The competing endogenous RNA (ceRNA) network is crucial for the development and progression of tumors, including non‑small cell lung cancer (NSCLC). However, what type of ceRNA network regulates NSCLC has not been clarified. The present study aimed to elucidate the long non‑coding RNA (lncRNA)/microRNA (miRNA)/mRNA ceRNA network in NSCLC, particularly for the significance of lncRNAs in NSCLC. NSCLC‑specific differentially expressed lncRNAs, miRNAs and mRNAs in the Cancer Genome Atlas (TCGA) were analyzed and their relationship was analyzed by a ceRNA network. Their potential functions of differentially expressed mRNAs were analyzed by Gene Ontology (GO) and Kyoto Encyclopedia of Genes and Genomes (KEGG). Furthermore, the expression levels of four selected lncRNAs in TCGA were determined and their associated survival of patients was examined. In addition, the expression profiles of these four lncRNAs in 48 NSCLC specimens and cell lines, their cellular distribution and associated clinical parameters were examined. We successfully constructed a ceRNA network, including 113 lncRNAs, 12 miRNAs and 36 mRNAs differentially expressed between NSCLC and non‑tumor tissues.

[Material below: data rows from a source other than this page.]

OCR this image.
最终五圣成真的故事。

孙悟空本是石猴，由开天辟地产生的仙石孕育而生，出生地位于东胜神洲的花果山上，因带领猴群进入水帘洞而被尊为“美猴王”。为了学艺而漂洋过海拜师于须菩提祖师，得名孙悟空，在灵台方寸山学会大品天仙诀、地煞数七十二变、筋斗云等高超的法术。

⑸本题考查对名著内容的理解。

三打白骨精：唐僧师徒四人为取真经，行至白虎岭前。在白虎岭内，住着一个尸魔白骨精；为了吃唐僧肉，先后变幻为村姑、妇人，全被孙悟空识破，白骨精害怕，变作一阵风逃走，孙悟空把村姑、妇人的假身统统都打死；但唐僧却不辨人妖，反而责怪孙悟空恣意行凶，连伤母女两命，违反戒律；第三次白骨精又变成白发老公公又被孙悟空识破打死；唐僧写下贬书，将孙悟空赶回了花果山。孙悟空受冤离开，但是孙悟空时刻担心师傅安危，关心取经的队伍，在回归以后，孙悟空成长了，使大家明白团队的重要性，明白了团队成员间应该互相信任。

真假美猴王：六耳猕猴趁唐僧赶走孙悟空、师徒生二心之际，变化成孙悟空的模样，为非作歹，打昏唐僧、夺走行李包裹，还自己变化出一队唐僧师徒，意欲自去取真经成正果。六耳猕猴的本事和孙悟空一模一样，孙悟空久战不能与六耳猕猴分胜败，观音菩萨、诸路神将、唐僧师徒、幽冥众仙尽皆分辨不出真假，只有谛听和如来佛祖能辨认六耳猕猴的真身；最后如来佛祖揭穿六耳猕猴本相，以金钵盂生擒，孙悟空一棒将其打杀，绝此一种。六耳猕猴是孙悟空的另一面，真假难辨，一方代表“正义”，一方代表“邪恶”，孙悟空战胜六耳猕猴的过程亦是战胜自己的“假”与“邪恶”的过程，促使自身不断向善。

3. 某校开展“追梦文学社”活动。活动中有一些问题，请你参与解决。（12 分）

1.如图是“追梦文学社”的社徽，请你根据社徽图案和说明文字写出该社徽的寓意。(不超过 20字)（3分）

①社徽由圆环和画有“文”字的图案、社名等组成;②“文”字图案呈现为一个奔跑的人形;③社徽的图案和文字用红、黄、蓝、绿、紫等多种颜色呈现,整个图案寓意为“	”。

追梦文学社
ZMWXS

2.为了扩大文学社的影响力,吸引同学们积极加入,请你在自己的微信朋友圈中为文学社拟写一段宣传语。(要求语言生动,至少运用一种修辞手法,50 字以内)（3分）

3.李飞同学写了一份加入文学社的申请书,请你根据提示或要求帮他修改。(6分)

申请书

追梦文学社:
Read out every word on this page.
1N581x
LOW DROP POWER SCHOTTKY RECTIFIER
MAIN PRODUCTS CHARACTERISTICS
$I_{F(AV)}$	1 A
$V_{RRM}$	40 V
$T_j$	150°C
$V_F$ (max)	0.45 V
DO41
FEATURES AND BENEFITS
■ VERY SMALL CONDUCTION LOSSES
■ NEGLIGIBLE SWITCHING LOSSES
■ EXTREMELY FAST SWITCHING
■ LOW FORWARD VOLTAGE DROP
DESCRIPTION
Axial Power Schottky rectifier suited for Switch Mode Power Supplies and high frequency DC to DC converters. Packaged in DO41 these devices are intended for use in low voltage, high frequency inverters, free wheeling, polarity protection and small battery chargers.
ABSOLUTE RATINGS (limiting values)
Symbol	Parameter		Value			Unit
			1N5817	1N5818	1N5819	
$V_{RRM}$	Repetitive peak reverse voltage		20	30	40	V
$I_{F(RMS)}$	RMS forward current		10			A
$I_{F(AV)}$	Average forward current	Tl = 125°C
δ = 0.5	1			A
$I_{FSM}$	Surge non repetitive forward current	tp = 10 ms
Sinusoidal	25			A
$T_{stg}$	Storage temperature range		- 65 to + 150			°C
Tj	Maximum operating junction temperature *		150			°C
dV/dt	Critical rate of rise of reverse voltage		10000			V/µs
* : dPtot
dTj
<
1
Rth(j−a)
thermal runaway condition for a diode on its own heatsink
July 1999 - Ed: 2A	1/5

LINC00525, MED4‑AS1, STEAP2‑AS1 and SYNPR‑AS1 lncRNAs were selected and validated for their association with the survival of NSCLC patients. The expression of these lncRNAs was upregulated in 48 NSCLC tissues and was varying in NSCLC cells. While LINC00525 was mainly expressed in the cytoplasm, MED4‑AS1 was in both the nucleus and cytoplasm of A549 cells. In addition, the expression of LINC00525 was significantly associated with smoking history (P<0.05); MED4‑AS1 was significantly associated with women, poor differentiation and lymph node metastasis (P<0.05); STEAP2‑AS1 was significantly associated with women (P<0.01); and SYNPR‑AS1 was significantly associated with women and adenocarcinoma (P<0.05). These lncRNAs may be valuable biomarkers for prognosis of NSCLC and the ceRNA network may provide new insights in the pathogenesis of NSCLC.